Like in many other Asian countries, the confinement period is characterized by avoiding to ‘lose heat.’ It is during this period of rest, where mothers are instructed to stay away from anything that is cold, in order to re-balance the body’s state prior to that of childbirth. It’s therefore essential to stay warm during the postpartum period, which includes eating ‘warm’ foods.

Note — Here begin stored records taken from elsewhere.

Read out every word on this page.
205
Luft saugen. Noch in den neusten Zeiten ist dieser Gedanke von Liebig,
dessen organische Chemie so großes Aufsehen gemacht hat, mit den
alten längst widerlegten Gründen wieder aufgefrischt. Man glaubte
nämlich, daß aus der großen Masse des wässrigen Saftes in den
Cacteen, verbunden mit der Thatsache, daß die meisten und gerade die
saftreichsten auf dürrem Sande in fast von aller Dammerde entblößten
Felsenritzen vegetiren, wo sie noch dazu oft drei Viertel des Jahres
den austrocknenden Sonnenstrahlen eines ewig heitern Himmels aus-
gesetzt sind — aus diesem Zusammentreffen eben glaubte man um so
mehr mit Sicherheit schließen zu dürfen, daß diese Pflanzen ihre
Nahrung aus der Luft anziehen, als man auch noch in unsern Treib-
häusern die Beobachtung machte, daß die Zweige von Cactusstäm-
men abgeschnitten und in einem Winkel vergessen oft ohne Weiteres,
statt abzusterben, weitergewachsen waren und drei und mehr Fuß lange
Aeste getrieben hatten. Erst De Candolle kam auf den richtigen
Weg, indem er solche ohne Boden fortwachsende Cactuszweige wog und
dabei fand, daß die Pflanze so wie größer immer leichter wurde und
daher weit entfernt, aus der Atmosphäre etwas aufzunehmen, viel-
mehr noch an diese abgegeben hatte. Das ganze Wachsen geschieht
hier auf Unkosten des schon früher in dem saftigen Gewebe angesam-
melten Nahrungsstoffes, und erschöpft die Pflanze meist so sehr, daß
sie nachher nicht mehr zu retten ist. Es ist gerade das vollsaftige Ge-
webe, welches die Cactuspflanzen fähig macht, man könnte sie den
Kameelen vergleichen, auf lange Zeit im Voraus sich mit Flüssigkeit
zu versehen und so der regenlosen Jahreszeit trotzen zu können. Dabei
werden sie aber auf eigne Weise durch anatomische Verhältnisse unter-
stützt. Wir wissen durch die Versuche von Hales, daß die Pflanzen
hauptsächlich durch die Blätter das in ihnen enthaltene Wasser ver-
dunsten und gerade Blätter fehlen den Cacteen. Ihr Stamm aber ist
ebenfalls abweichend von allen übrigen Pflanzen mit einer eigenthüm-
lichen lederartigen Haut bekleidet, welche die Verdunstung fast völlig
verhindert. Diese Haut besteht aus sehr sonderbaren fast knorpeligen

Below is a list of some traditional Chinese confinement rules that new mothers are expected to follow in the afterbirth month when practicing Zuo Yue Zi:
- no use of or consumption of cold water;
- no consumption of cold food, but one should eat warm foods;
- no washing oneself or the hairs;
- no brushing of the teeth;
- if one washes, one needs to make sure that both hair and body are dry prior to exiting the bathroom;
- turn heaters on and close all windows;
- stay inside the house and wear long sleeves and sweaters when possible;
- no use of air conditioner or fan;
- the hands, feet, neck, and head must be covered;
- avoid winds, drafts or breezes;
- no opening of the refrigerator;
- one should wear socks and stay warm;
- no sexual intercourse;
- no salty or spicy foods;
- no working or household chores;
- no exercises;
- lots of bed rest;
- no reading, writing, watching television, using the computer or anything that could strain the mind or eyes;
Of course, many of the rules sound somewhat absurd today, and perhaps the tradition made more sense in ancient times. But some of the rules are still followed today.
Modern Chinese women often claim to detest the traditional confinement rules and period, but on the other hand do enjoy family support, plenty of pampering, and a refreshed comeback after a month of recovery. Most new mothers today just don’t do what they don’t like and only practice the rules they do like.